HL: Frodo, from “The Lord of the Rings.” These little hobbits took on their shoulders this task of saving the world and they were scared and they didn’t know where they were going, but in the end all of the kings and warriors and wizards stood by while the little people saved the world. Which is to say that real leadership is extraordinary courage by ordinary people. (Lovins then quotes, verbatim and at length, a passage spoken by the wizardGandalfin “The Lord of the Rings.”)
DB: What is your most treasured possession?
HL: I suppose my cat, although I’m not sure it’s a possession because he has his own life. Peetie. His mother was killed by an owl. And I raised him from when he was tiny.
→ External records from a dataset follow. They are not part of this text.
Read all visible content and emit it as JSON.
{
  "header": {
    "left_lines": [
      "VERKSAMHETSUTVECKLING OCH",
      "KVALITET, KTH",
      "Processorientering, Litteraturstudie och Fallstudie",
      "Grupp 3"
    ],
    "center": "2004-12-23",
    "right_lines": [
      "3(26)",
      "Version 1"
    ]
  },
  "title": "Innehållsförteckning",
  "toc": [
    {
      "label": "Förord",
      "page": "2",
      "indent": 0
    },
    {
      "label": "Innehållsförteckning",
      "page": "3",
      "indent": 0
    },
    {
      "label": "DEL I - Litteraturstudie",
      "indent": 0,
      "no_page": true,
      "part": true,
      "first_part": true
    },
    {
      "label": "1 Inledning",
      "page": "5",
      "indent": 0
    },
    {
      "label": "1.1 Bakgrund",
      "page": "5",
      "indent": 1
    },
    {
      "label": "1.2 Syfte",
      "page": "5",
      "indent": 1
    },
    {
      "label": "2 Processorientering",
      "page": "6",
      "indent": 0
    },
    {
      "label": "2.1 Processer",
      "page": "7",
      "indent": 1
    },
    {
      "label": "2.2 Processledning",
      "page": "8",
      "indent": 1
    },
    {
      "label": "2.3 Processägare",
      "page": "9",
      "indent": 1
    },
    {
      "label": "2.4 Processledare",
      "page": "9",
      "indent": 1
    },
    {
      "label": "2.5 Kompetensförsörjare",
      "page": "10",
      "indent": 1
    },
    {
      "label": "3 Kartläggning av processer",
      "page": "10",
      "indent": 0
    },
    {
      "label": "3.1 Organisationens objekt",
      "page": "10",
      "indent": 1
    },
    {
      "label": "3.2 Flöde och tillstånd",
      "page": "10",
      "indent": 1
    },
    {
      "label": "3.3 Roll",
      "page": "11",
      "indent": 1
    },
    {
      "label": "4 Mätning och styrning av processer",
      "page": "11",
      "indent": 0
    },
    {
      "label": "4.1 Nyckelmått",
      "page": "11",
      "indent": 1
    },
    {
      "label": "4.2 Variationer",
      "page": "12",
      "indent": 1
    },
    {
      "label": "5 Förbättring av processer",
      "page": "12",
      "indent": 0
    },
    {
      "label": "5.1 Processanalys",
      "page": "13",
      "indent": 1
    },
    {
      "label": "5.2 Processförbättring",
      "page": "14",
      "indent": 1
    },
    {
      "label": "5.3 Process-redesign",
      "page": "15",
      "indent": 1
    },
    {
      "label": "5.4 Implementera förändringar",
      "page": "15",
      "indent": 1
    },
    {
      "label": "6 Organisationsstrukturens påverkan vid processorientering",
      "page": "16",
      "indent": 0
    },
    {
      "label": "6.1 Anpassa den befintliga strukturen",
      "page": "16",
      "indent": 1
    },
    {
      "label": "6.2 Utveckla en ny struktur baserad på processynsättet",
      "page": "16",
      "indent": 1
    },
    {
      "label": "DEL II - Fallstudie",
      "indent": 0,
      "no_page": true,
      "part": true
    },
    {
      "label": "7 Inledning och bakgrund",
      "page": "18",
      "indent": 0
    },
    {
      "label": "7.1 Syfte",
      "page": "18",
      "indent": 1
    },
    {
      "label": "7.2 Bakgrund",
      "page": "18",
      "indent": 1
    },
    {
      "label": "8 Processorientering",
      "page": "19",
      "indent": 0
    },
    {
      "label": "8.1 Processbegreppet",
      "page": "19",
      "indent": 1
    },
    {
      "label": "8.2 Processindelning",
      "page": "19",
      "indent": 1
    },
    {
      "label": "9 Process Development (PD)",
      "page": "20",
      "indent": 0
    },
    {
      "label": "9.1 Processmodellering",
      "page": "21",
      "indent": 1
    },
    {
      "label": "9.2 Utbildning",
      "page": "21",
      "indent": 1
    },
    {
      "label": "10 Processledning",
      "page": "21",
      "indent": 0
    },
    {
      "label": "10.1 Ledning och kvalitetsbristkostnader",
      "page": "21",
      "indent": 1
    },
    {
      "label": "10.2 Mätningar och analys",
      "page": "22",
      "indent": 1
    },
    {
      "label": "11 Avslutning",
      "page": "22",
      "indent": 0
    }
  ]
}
He’s about 4 now.
DB: What is your most obvious characteristic?
HL: Insurgency.
DB: What do you most deplore in yourself?
HL: Cowardice.
DB: What do you most deplore in others?
HL: Cowardice.
DB: If you could come back to life as an object, what it be?
HL: If it had to be an inanimate object, I think it would be the Hindu Kush mountains. They are magnificent, and think about all that they see. They have watched the fall of empires going back toAlexander. Tolkien said you fall under either the sea doom or the mountain doom, and I definitely fall under the mountain doom.
DB: If you could live anywhere, where would it be?
HL: I can live anywhere. And I have not found a place I love as much as Colorado. I came here when I was 15, to the Colorado Rocky Mountain School, and knew I had found home.